Economy07:32 · Jun 15

Simed bonds put into immediate repayment as new hidden loans emerge

Calcalist
Translated & summarized from Calcalist by baba
The story · English

Simed Holding’s bond series was placed into immediate repayment this morning, adding to the distress of the company’s creditors. The move came after the BVI company disclosed late Wednesday that it had learned of two loans taken by its controlling shareholders, brothers David and Michael Shabsels, totaling about $33 million, or roughly NIS 100 million.

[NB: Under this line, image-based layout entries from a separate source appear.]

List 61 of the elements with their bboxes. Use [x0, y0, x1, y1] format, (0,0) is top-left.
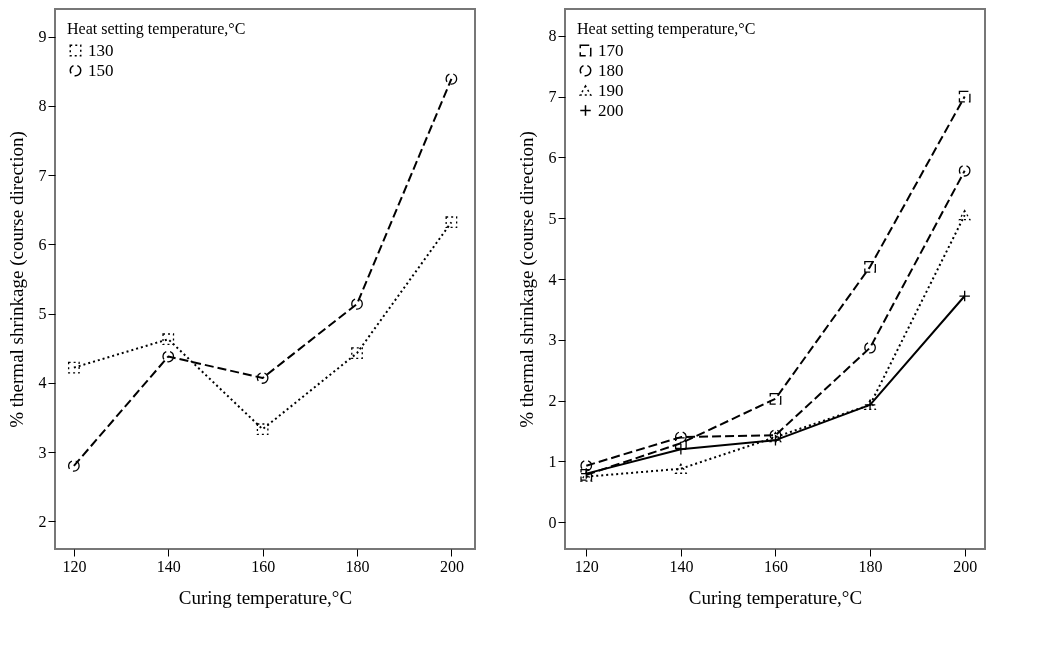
y-tick-label: 3: [38, 443, 47, 461]
x-tick-label: 180: [858, 557, 883, 575]
y-tick-label: 3: [548, 331, 557, 349]
x-tick-label: 140: [156, 557, 181, 575]
point: [351, 347, 363, 359]
legend-label: 200: [598, 100, 624, 120]
x-tick-label: 140: [669, 557, 694, 575]
y-tick-label: 1: [548, 452, 557, 470]
point: [67, 361, 80, 374]
point: [256, 372, 269, 384]
point: [958, 90, 971, 103]
x-tick-label: 120: [62, 557, 87, 575]
point: [162, 350, 175, 363]
y-axis-title: % thermal shrinkage (course direction): [5, 131, 28, 428]
point: [674, 463, 687, 474]
x-tick-label: 160: [763, 557, 788, 575]
y-tick-label: 0: [548, 513, 557, 531]
legend-label: 190: [598, 80, 624, 100]
x-tick-label: 180: [345, 557, 370, 575]
point: [256, 423, 269, 436]
x-axis-title: Curing temperature,°C: [688, 586, 863, 608]
x-tick-label: 200: [439, 557, 464, 575]
point: [67, 460, 80, 472]
y-tick-label: 6: [38, 235, 47, 253]
point: [674, 431, 687, 443]
legend-title: Heat setting temperature,°C: [577, 20, 756, 38]
legend-label: 130: [88, 40, 114, 60]
y-tick-label: 8: [548, 27, 557, 45]
y-tick-label: 8: [38, 97, 47, 115]
x-tick-label: 120: [574, 557, 599, 575]
x-tick-label: 200: [953, 557, 978, 575]
point: [445, 216, 458, 229]
y-tick-label: 2: [38, 512, 47, 530]
point: [958, 209, 971, 221]
y-tick-label: 4: [38, 374, 47, 392]
legend-label: 150: [88, 60, 114, 80]
point: [162, 333, 175, 346]
point: [580, 459, 593, 472]
point: [769, 392, 782, 405]
legend-label: 170: [598, 40, 624, 60]
y-tick-label: 7: [38, 166, 47, 184]
y-tick-label: 2: [548, 392, 557, 410]
legend-title: Heat setting temperature,°C: [67, 20, 246, 38]
y-tick-label: 5: [548, 209, 557, 227]
point: [580, 471, 593, 482]
point: [958, 164, 971, 177]
y-tick-label: 4: [548, 270, 557, 288]
x-tick-label: 160: [251, 557, 276, 575]
point: [351, 298, 363, 310]
y-tick-label: 5: [38, 305, 47, 323]
point: [445, 73, 458, 85]
point: [674, 437, 687, 450]
point: [958, 290, 971, 302]
y-tick-label: 6: [548, 148, 557, 166]
y-axis-title: % thermal shrinkage (course direction): [515, 131, 538, 428]
legend-label: 180: [598, 60, 624, 80]
point: [864, 341, 876, 354]
point: [864, 260, 876, 273]
y-tick-label: 9: [38, 28, 47, 46]
y-tick-label: 7: [548, 88, 557, 106]
x-axis-title: Curing temperature,°C: [178, 586, 353, 608]
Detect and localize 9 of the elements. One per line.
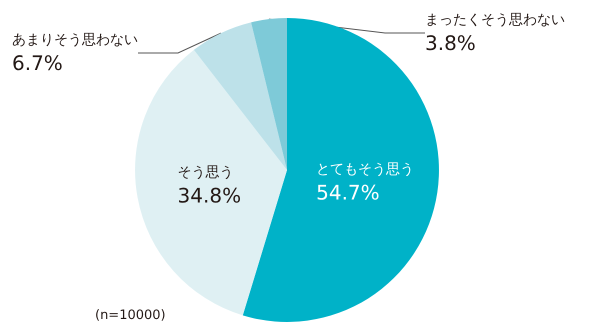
data-label: 3.8%	[425, 31, 476, 55]
data-label: 6.7%	[12, 51, 63, 75]
data-label: 34.8%	[178, 183, 242, 208]
slice-label: そう思う	[178, 164, 234, 180]
slice-label: まったくそう思わない	[425, 12, 565, 28]
text: (n=10000)	[95, 308, 166, 323]
slice-label: とてもそう思う	[316, 162, 414, 178]
data-label: 54.7%	[316, 180, 380, 205]
slice-label: あまりそう思わない	[12, 32, 138, 48]
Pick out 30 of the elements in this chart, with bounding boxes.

The first loan was for about $18 million from Credit Federal Visions and is secured by a lien on a hotel owned by the brothers. The second was for $15 million from Newtek and is backed by guarantees from six group companies and a pledge of shares in the camp company, whose assets are already pledged to Israeli bondholders. These previously undisclosed loans may complicate bondholders’ efforts to recover money, mainly through selling company assets.

Simed operates summer camps in the United States and raised NIS 620 million from Israeli institutional investors in December. Five months later, the company said the controlling shareholders had withdrawn about $34 million from its accounts and subsidiaries, after which it could not meet payments to bondholders. The new disclosure suggests the prospectus disclosures were incomplete and raises further criticism of the underwriters and other gatekeepers who were supposed to assess Simed’s condition and corporate structure.

Before the latest revelation, Simed’s total debt stood at $270 million, including $210 million owed to bondholders and $60 million to banks. Earlier this week, the company’s board resigned, and the Tel Aviv Stock Exchange suspended trading in the bonds entirely after they plunged 38% in a single session.